By way of background - explained much later in the script - the central character was formerly known as scientific genius Dr. Robert Plant. Making extraordinary discoveries in the study of mitochondrial DNA (mDNA), Plant’s youthful arrogance prompted a fatal mistake. He and the three young researchers he was working with drew lots for the chance to prove his theories in the research laboratories at UC Berkeley. He was left behind while the others, including Ali Conoily, to whom he was engaged, went into sensory deprivation tanks under the influence of a chemical cocktail devised by Plant. They died in the unauthorized experiment, and his career was over. He abandoned his work, changed his name to ‘Will Robinson’ (because he was “Lost in Space”), and took up a position as a lab assistant at Harvard.
The movie opens as a South American woman gives birth to a dead child. At Harvard, a group of scientists and researchers examine the body of another deceased child. The baby has the skin, the face and the features of a man of eighty. This is a new condition that is becoming an epidemic worldwide. This child was born in New York, but there are similar stories from Bolivia, Australia, seven countries in Europe, Namibia and Mexico being reported to the Center for Disease Control in Atlanta. Forty-two cases in all. They died of old age, and the human race will become extinct unless a cure can be found. One of the scientists at the autopsy is Professor of Biology, Billie Rae Diamond, an attractive woman in her 30s. Now in his 40s, lab assistant Will Robinson pays more attention to the cases than anyone realizes. Later, he visits the self-storage units that hold his discredited research from many years earlier.
Shortly afterwards, Diamond gives the President an update; five thousand cases in three weeks, the number doubling every hundred and sixty-eight hours. After three months there won't be a live birth on the planet. Will visits Diamond with his briefcase full of notes and papers. After Diamond reveals that she is herself nine weeks pregnant, Will explains his hypothesis - a mutation, probably lying dormant within Mankind’s DNA for a hundred thousand years, has suddenly become active. Intrigued at how a mere lab assistant could be so knowledgeable on the subject, Diamond starts to look for clues as to his real identity. As her researchers work through piles of old journals and scientific papers on mitochondrial DNA, the same name keeps turning up - Doctor Robert Plant; degrees in medicine and microbiology; a PhD at 24; a member of the Academy of Sciences; published twenty times by 1974; and then nothing.

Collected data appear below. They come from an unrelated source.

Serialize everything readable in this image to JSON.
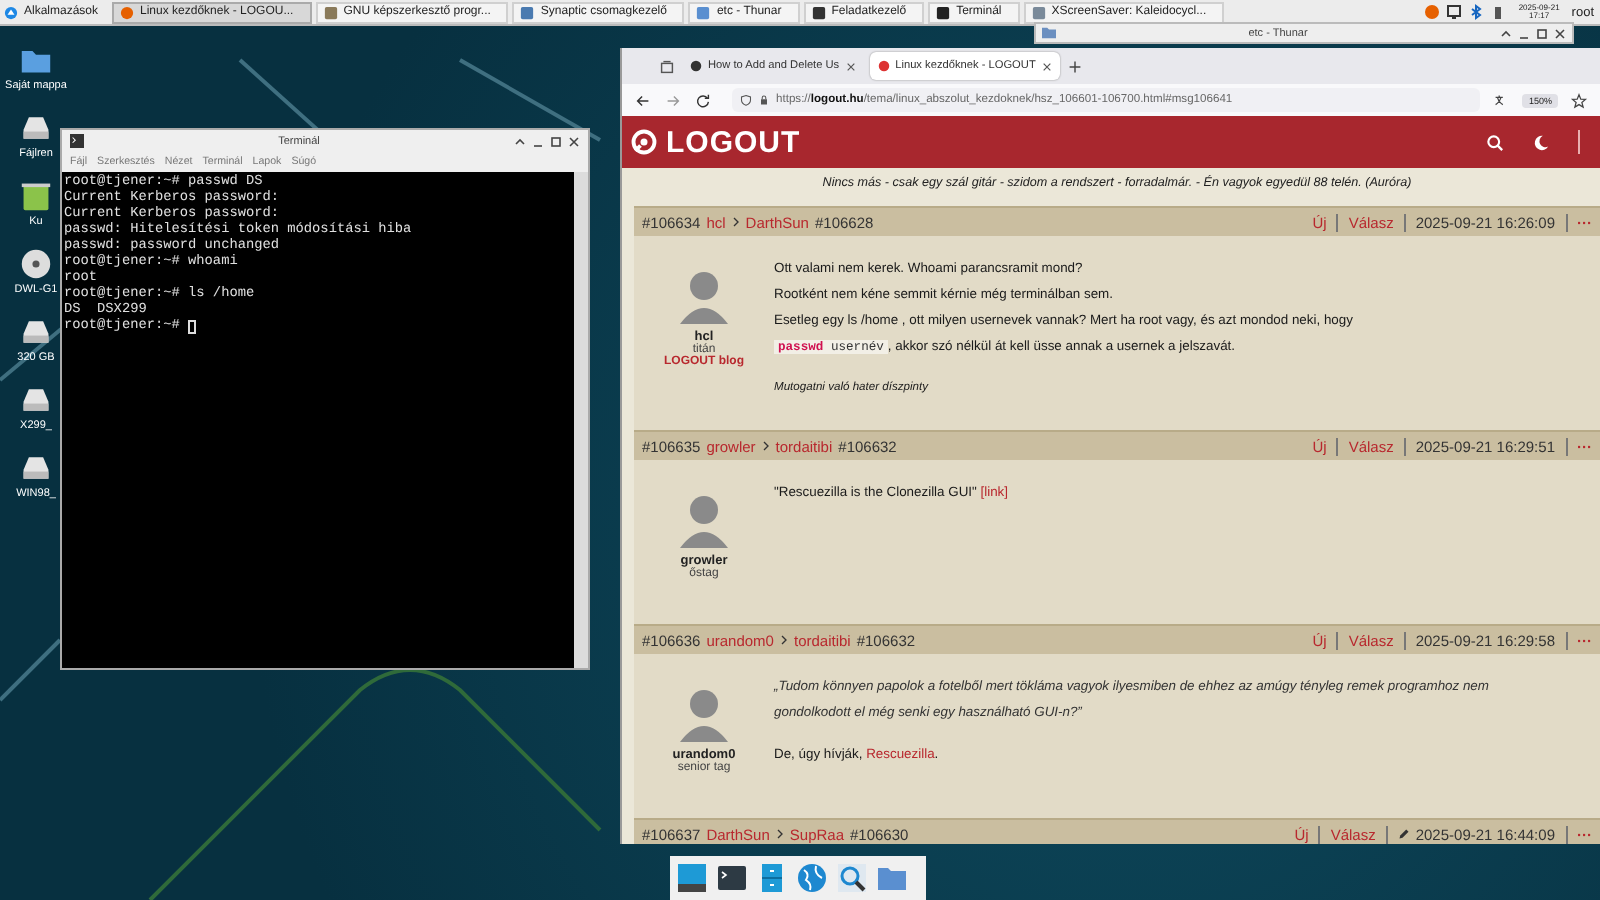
{
  "panel": {
    "menu_label": "Alkalmazások",
    "tasks": [
      {
        "title": "Linux kezdőknek - LOGOU...",
        "kind": "browser",
        "selected": true
      },
      {
        "title": "GNU képszerkesztő progr...",
        "kind": "gimp",
        "selected": false
      },
      {
        "title": "Synaptic csomagkezelő",
        "kind": "package",
        "selected": false
      },
      {
        "title": "etc - Thunar",
        "kind": "folder",
        "selected": false
      },
      {
        "title": "Feladatkezelő",
        "kind": "monitor",
        "selected": false
      },
      {
        "title": "Terminál",
        "kind": "terminal",
        "selected": false
      },
      {
        "title": "XScreenSaver: Kaleidocycl...",
        "kind": "screensaver",
        "selected": false
      }
    ],
    "clock": {
      "date": "2025-09-21",
      "time": "17:17"
    },
    "user": "root"
  },
  "desktop_icons": [
    {
      "label": "Saját mappa",
      "kind": "home"
    },
    {
      "label": "Fájlren",
      "kind": "drive"
    },
    {
      "label": "Ku",
      "kind": "trash"
    },
    {
      "label": "DWL-G1",
      "kind": "disc"
    },
    {
      "label": "320 GB",
      "kind": "drive"
    },
    {
      "label": "X299_",
      "kind": "drive"
    },
    {
      "label": "WIN98_",
      "kind": "drive"
    }
  ],
  "thunar": {
    "title": "etc - Thunar"
  },
  "terminal": {
    "title": "Terminál",
    "menu": [
      "Fájl",
      "Szerkesztés",
      "Nézet",
      "Terminál",
      "Lapok",
      "Súgó"
    ],
    "lines": [
      "root@tjener:~# passwd DS",
      "Current Kerberos password:",
      "Current Kerberos password:",
      "passwd: Hitelesítési token módosítási hiba",
      "passwd: password unchanged",
      "root@tjener:~# whoami",
      "root",
      "root@tjener:~# ls /home",
      "DS  DSX299",
      "root@tjener:~# "
    ]
  },
  "browser": {
    "tabs": [
      {
        "title": "How to Add and Delete Us",
        "selected": false
      },
      {
        "title": "Linux kezdőknek - LOGOUT",
        "selected": true
      }
    ],
    "url": "https://**logout.hu**/tema/linux_abszolut_kezdoknek/hsz_106601-106700.html#msg106641",
    "zoom": "150%",
    "site": {
      "logo": "LOGOUT",
      "motto": "Nincs más - csak egy szál gitár - szidom a rendszert - forradalmár. - Én vagyok egyedül 88 telén. (Auróra)",
      "posts": [
        {
          "number": "#106634",
          "author": "hcl",
          "reply_to": "DarthSun",
          "reply_number": "#106628",
          "new_label": "Új",
          "reply_label": "Válasz",
          "date": "2025-09-21 16:26:09",
          "more": "···",
          "edited": false,
          "user": {
            "name": "hcl",
            "rank": "titán",
            "blog": "LOGOUT blog"
          },
          "paragraphs": [
            {
              "kind": "text",
              "segments": [
                {
                  "kind": "text",
                  "text": "Ott valami nem kerek. Whoami parancsramit mond?"
                }
              ]
            },
            {
              "kind": "text",
              "segments": [
                {
                  "kind": "text",
                  "text": "Rootként nem kéne semmit kérnie még terminálban sem."
                }
              ]
            },
            {
              "kind": "text",
              "segments": [
                {
                  "kind": "text",
                  "text": "Esetleg egy ls /home , ott milyen usernevek vannak? Mert ha root vagy, és azt mondod neki, hogy"
                }
              ]
            },
            {
              "kind": "text",
              "segments": [
                {
                  "kind": "code",
                  "command": "passwd",
                  "argument": "usernév"
                },
                {
                  "kind": "text",
                  "text": ", akkor szó nélkül át kell üsse annak a usernek a jelszavát."
                }
              ]
            }
          ],
          "signature": "Mutogatni való hater díszpinty"
        },
        {
          "number": "#106635",
          "author": "growler",
          "reply_to": "tordaitibi",
          "reply_number": "#106632",
          "new_label": "Új",
          "reply_label": "Válasz",
          "date": "2025-09-21 16:29:51",
          "more": "···",
          "edited": false,
          "user": {
            "name": "growler",
            "rank": "őstag"
          },
          "paragraphs": [
            {
              "kind": "text",
              "segments": [
                {
                  "kind": "text",
                  "text": "\"Rescuezilla is the Clonezilla GUI\" "
                },
                {
                  "kind": "link",
                  "text": "[link]"
                }
              ]
            }
          ]
        },
        {
          "number": "#106636",
          "author": "urandom0",
          "reply_to": "tordaitibi",
          "reply_number": "#106632",
          "new_label": "Új",
          "reply_label": "Válasz",
          "date": "2025-09-21 16:29:58",
          "more": "···",
          "edited": false,
          "user": {
            "name": "urandom0",
            "rank": "senior tag"
          },
          "paragraphs": [
            {
              "kind": "quote",
              "segments": [
                {
                  "kind": "text",
                  "text": "„Tudom könnyen papolok a fotelből mert tökláma vagyok ilyesmiben de ehhez az amúgy tényleg remek programhoz nem gondolkodott el még senki egy használható GUI-n?”"
                }
              ]
            },
            {
              "kind": "text",
              "segments": [
                {
                  "kind": "text",
                  "text": "De, úgy hívják, "
                },
                {
                  "kind": "link",
                  "text": "Rescuezilla"
                },
                {
                  "kind": "text",
                  "text": "."
                }
              ]
            }
          ]
        },
        {
          "number": "#106637",
          "author": "DarthSun",
          "reply_to": "SupRaa",
          "reply_number": "#106630",
          "new_label": "Új",
          "reply_label": "Válasz",
          "date": "2025-09-21 16:44:09",
          "more": "···",
          "edited": true
        }
      ]
    }
  }
}
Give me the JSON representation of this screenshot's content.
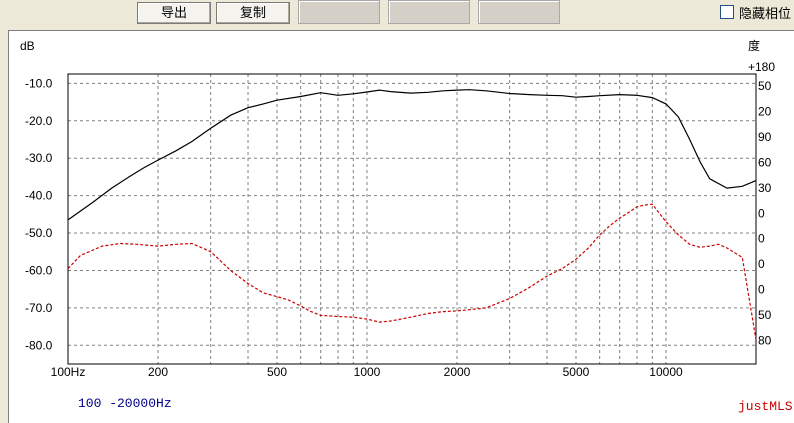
{
  "toolbar": {
    "export_label": "导出",
    "copy_label": "复制",
    "hide_phase_label": "隐藏相位"
  },
  "chart_data": {
    "type": "line",
    "x_scale": "log",
    "xlim": [
      100,
      20000
    ],
    "ylim": [
      -85,
      -7.5
    ],
    "y2lim": [
      -180,
      180
    ],
    "yunit": "dB",
    "y2unit": "度",
    "grid": true,
    "ytick_labels": [
      "-10.0",
      "-20.0",
      "-30.0",
      "-40.0",
      "-50.0",
      "-60.0",
      "-70.0",
      "-80.0"
    ],
    "ytick_values": [
      -10,
      -20,
      -30,
      -40,
      -50,
      -60,
      -70,
      -80
    ],
    "y2tick_labels": [
      "+180",
      "50",
      "20",
      "90",
      "60",
      "30",
      "0",
      "0",
      "0",
      "0",
      "50",
      "80"
    ],
    "xtick_labels": [
      "100Hz",
      "200",
      "500",
      "1000",
      "2000",
      "5000",
      "10000"
    ],
    "xtick_values": [
      100,
      200,
      500,
      1000,
      2000,
      5000,
      10000
    ],
    "range_label": "100 -20000Hz",
    "watermark": "justMLS",
    "series": [
      {
        "style": "solid",
        "color": "#000000",
        "x": [
          100,
          120,
          140,
          160,
          180,
          200,
          230,
          260,
          300,
          350,
          400,
          450,
          500,
          600,
          700,
          800,
          900,
          1000,
          1100,
          1200,
          1400,
          1600,
          1800,
          2000,
          2200,
          2500,
          3000,
          3500,
          4000,
          4500,
          5000,
          5500,
          6000,
          7000,
          8000,
          9000,
          10000,
          11000,
          12000,
          13000,
          14000,
          16000,
          18000,
          20000
        ],
        "y": [
          -46.5,
          -42,
          -38,
          -35,
          -32.5,
          -30.5,
          -28,
          -25.5,
          -22,
          -18.5,
          -16.5,
          -15.5,
          -14.5,
          -13.5,
          -12.5,
          -13.2,
          -12.8,
          -12.3,
          -11.8,
          -12.2,
          -12.6,
          -12.4,
          -12,
          -11.8,
          -11.7,
          -12,
          -12.7,
          -13,
          -13.2,
          -13.3,
          -13.7,
          -13.5,
          -13.3,
          -13,
          -13.2,
          -13.8,
          -15.5,
          -19,
          -25,
          -31,
          -35.5,
          -38,
          -37.5,
          -36
        ]
      },
      {
        "style": "dashed",
        "color": "#cc0000",
        "x": [
          100,
          110,
          130,
          150,
          170,
          200,
          230,
          260,
          300,
          350,
          400,
          450,
          500,
          550,
          600,
          650,
          700,
          800,
          900,
          1000,
          1100,
          1200,
          1400,
          1600,
          1800,
          2000,
          2200,
          2500,
          3000,
          3500,
          4000,
          4500,
          5000,
          5500,
          6000,
          6500,
          7000,
          7500,
          8000,
          8500,
          9000,
          10000,
          11000,
          12000,
          13000,
          14000,
          15000,
          16000,
          18000,
          20000
        ],
        "y": [
          -59.5,
          -56,
          -53.5,
          -52.8,
          -53,
          -53.5,
          -53,
          -52.8,
          -55,
          -60,
          -63.5,
          -66,
          -67,
          -68,
          -69.5,
          -71,
          -72,
          -72.3,
          -72.5,
          -73,
          -73.8,
          -73.5,
          -72.5,
          -71.5,
          -71,
          -70.8,
          -70.5,
          -70,
          -67.5,
          -64.5,
          -61.5,
          -59.5,
          -57,
          -54,
          -50.5,
          -48,
          -46,
          -44.5,
          -43,
          -42.5,
          -42.3,
          -47,
          -50.5,
          -53,
          -53.8,
          -53.5,
          -53,
          -54,
          -56.5,
          -78.5
        ]
      }
    ]
  }
}
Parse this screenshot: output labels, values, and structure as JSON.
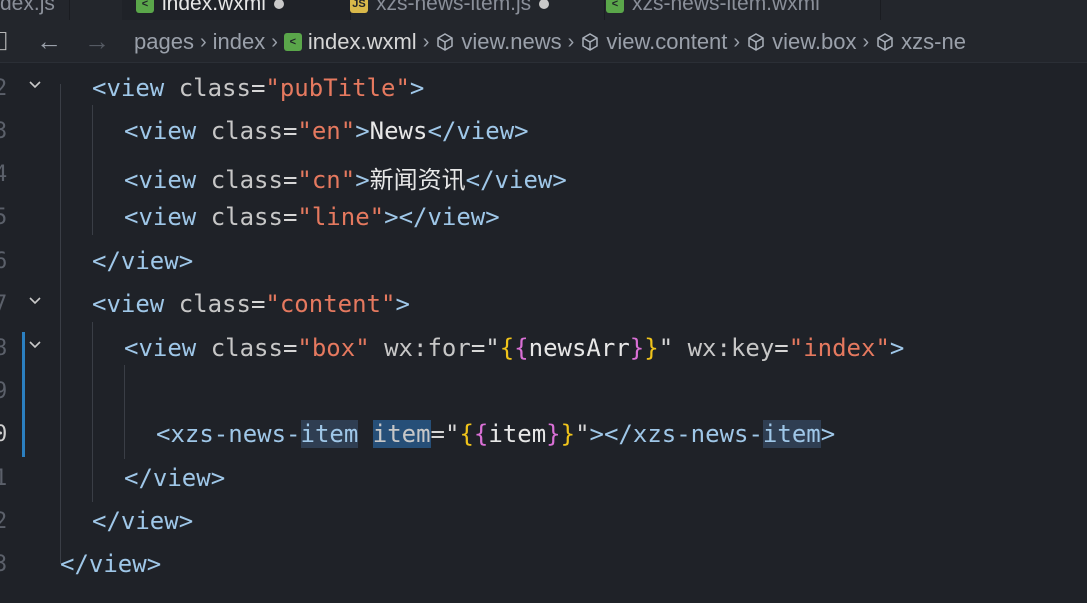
{
  "tabs": [
    {
      "label": "dex.js",
      "icon": "js-file-icon"
    },
    {
      "label": "index.wxml",
      "icon": "wxml-file-icon",
      "active": true
    },
    {
      "label": "xzs-news-item.js",
      "icon": "js-file-icon"
    },
    {
      "label": "xzs-news-item.wxml",
      "icon": "wxml-file-icon"
    }
  ],
  "breadcrumb": {
    "items": [
      "pages",
      "index",
      "index.wxml",
      "view.news",
      "view.content",
      "view.box",
      "xzs-ne"
    ]
  },
  "lines": [
    {
      "num": "2",
      "tokens": {
        "open": "<",
        "tag": "view",
        "sp": " ",
        "attr": "class",
        "eq": "=",
        "val": "\"pubTitle\"",
        "close": ">"
      }
    },
    {
      "num": "3",
      "tokens": {
        "open": "<",
        "tag": "view",
        "attr": "class",
        "eq": "=",
        "val": "\"en\"",
        "close": ">",
        "text": "News",
        "end": "</view>"
      }
    },
    {
      "num": "4",
      "tokens": {
        "open": "<",
        "tag": "view",
        "attr": "class",
        "eq": "=",
        "val": "\"cn\"",
        "close": ">",
        "text": "新闻资讯",
        "end": "</view>"
      }
    },
    {
      "num": "5",
      "tokens": {
        "open": "<",
        "tag": "view",
        "attr": "class",
        "eq": "=",
        "val": "\"line\"",
        "close": ">",
        "end": "</view>"
      }
    },
    {
      "num": "6",
      "tokens": {
        "end": "</view>"
      }
    },
    {
      "num": "7",
      "tokens": {
        "open": "<",
        "tag": "view",
        "attr": "class",
        "eq": "=",
        "val": "\"content\"",
        "close": ">"
      }
    },
    {
      "num": "8",
      "tokens": {
        "open": "<",
        "tag": "view",
        "attr": "class",
        "eq": "=",
        "val": "\"box\"",
        "attr2": "wx:for",
        "val2": "newsArr",
        "attr3": "wx:key",
        "val3": "\"index\"",
        "close": ">"
      }
    },
    {
      "num": "9",
      "tokens": {}
    },
    {
      "num": "0",
      "tokens": {
        "open": "<",
        "tagA": "xzs-news-",
        "tagB": "item",
        "attr": "item",
        "val": "item",
        "endA": "</xzs-news-",
        "endB": "item",
        "close": ">"
      }
    },
    {
      "num": "1",
      "tokens": {
        "end": "</view>"
      }
    },
    {
      "num": "2",
      "tokens": {
        "end": "</view>"
      }
    },
    {
      "num": "3",
      "tokens": {
        "end": "</view>"
      }
    }
  ]
}
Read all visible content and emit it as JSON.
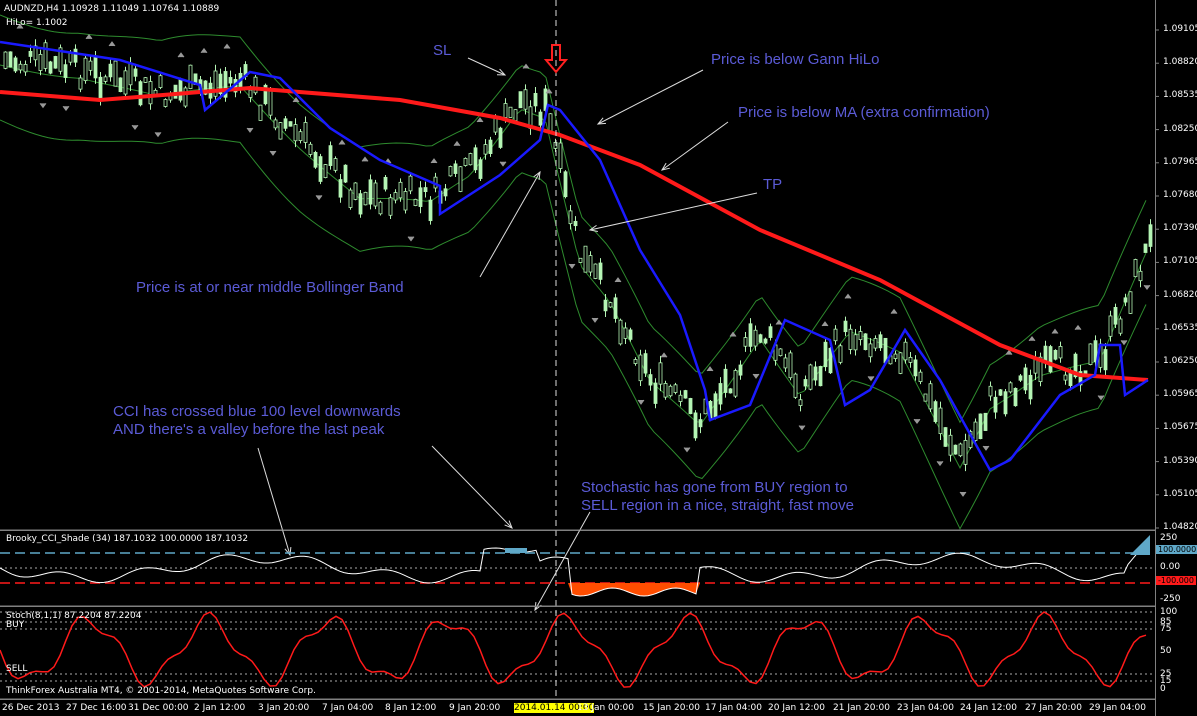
{
  "header": {
    "symbol_info": "AUDNZD,H4  1.10928 1.11049 1.10764 1.10889",
    "hilo_label": "HiLo= 1.1002"
  },
  "annotations": {
    "sl": "SL",
    "gann": "Price is below Gann HiLo",
    "ma": "Price is below MA (extra confirmation)",
    "tp": "TP",
    "bollinger": "Price is at or near middle Bollinger Band",
    "cci_line1": "CCI has crossed blue 100 level downwards",
    "cci_line2": "AND there's a valley before the last peak",
    "stoch_line1": "Stochastic has gone from BUY region to",
    "stoch_line2": "SELL region in a nice, straight, fast move"
  },
  "price_axis": [
    "1.09105",
    "1.08820",
    "1.08535",
    "1.08250",
    "1.07965",
    "1.07680",
    "1.07390",
    "1.07105",
    "1.06820",
    "1.06535",
    "1.06250",
    "1.05965",
    "1.05675",
    "1.05390",
    "1.05105",
    "1.04820"
  ],
  "cci": {
    "label": "Brooky_CCI_Shade (34) 187.1032 100.0000 187.1032",
    "axis": [
      "250",
      "0.00",
      "-250"
    ],
    "badge_upper": "100.0000",
    "badge_lower": "-100.000"
  },
  "stoch": {
    "label": "Stoch(8,1,1) 87.2204 87.2204",
    "buy": "BUY",
    "sell": "SELL",
    "axis": [
      "100",
      "85",
      "75",
      "50",
      "25",
      "15",
      "0"
    ]
  },
  "footer": {
    "copyright": "ThinkForex Australia MT4, © 2001-2014, MetaQuotes Software Corp."
  },
  "time_axis": [
    "26 Dec 2013",
    "27 Dec 16:00",
    "31 Dec 00:00",
    "2 Jan 12:00",
    "3 Jan 20:00",
    "7 Jan 04:00",
    "8 Jan 12:00",
    "9 Jan 20:00",
    "2014.01.14 00:00",
    "13 Jan 00:00",
    "15 Jan 20:00",
    "17 Jan 04:00",
    "20 Jan 12:00",
    "21 Jan 20:00",
    "23 Jan 04:00",
    "24 Jan 12:00",
    "27 Jan 20:00",
    "29 Jan 04:00"
  ],
  "colors": {
    "ma": "#ff1a1a",
    "gann": "#1a1aff",
    "bollinger": "#2e8b2e",
    "candle": "#b5f5b5",
    "cci_fill": "#ff4d00",
    "stoch": "#ff1a1a",
    "annotation": "#5b5bd6",
    "highlight": "#ffff00"
  }
}
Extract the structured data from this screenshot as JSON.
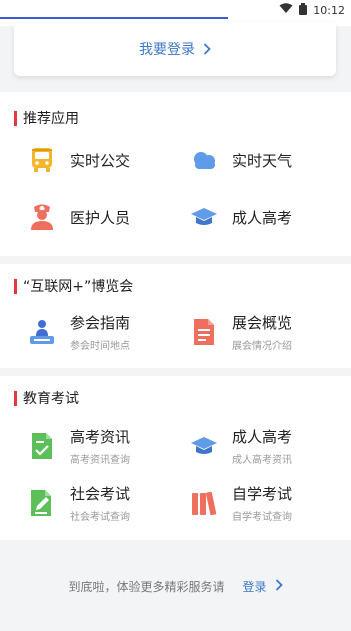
{
  "status": {
    "time": "10:12"
  },
  "login_card": {
    "label": "我要登录"
  },
  "sections": {
    "recommended": {
      "title": "推荐应用",
      "items": [
        {
          "label": "实时公交",
          "icon": "bus-icon"
        },
        {
          "label": "实时天气",
          "icon": "cloud-icon"
        },
        {
          "label": "医护人员",
          "icon": "nurse-icon"
        },
        {
          "label": "成人高考",
          "icon": "graduation-cap-icon"
        }
      ]
    },
    "expo": {
      "title": "“互联网+”博览会",
      "items": [
        {
          "label": "参会指南",
          "sub": "参会时间地点",
          "icon": "attendee-icon"
        },
        {
          "label": "展会概览",
          "sub": "展会情况介绍",
          "icon": "document-icon"
        }
      ]
    },
    "education": {
      "title": "教育考试",
      "items": [
        {
          "label": "高考资讯",
          "sub": "高考资讯查询",
          "icon": "check-document-icon"
        },
        {
          "label": "成人高考",
          "sub": "成人高考资讯",
          "icon": "graduation-cap-icon"
        },
        {
          "label": "社会考试",
          "sub": "社会考试查询",
          "icon": "edit-document-icon"
        },
        {
          "label": "自学考试",
          "sub": "自学考试查询",
          "icon": "books-icon"
        }
      ]
    }
  },
  "footer": {
    "text": "到底啦，体验更多精彩服务请",
    "link": "登录"
  },
  "colors": {
    "accent": "#3f78c8",
    "section_bar": "#e0393e",
    "background": "#f3f4f6"
  }
}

Meanwhile, Will uses his friendship with the university caretaker to gain access to the basement of the Psychology Department. There, he locates two long iron cylinders - isolation tanks. He sets up a make-shift laboratory to complete his research. He explains to the caretaker that by following a trail of mutations, he can date the chemical sequence changes in the DNA, and has found that the flaw first appeared one hundred and two thousand years ago. He wants to prove that he was right, that anyone that can find the right chemical key can travel back down through the DNA, through time and space. He's going to go back to try and change evolution. He slides a syringe into his forearm and climbs into the flotation tank. He spirals down a whirlpool of white light and finds himself in a cave, lying in the fetal position and bleeding from his nose and ears. Prehistoric cave paintings are etched into the rock. Will is in the plains and jungle and primordial forest of the rift valley in Kenya - the birthplace of the human race.
The Hunt
He is soon captured by a tribe of Paleolithic humans with matted hair, heavy brows and short, muscular bodies. This is the Tribe of the Tiger. A man in his late 20's - Kip-Kena - is their leader. He orders Will’s death but suddenly an army, mounted on horseback, surges into the settlement. They are heavily armed apes! At their head is a huge gorilla named Drak. He is the Lord of the High Rivers, supreme commander of the ape army. The apes are armed with crossbows and huge steam-driven machines. Trapped in a cave with the human tribe, Will jumps on the back of a horse and gallops towards freedom, Kip jumping onto the horse as it passes. Drak and his apes swing up into the trees, traveling at incredible speed. Will is knocked form the horse as Kip gallops away.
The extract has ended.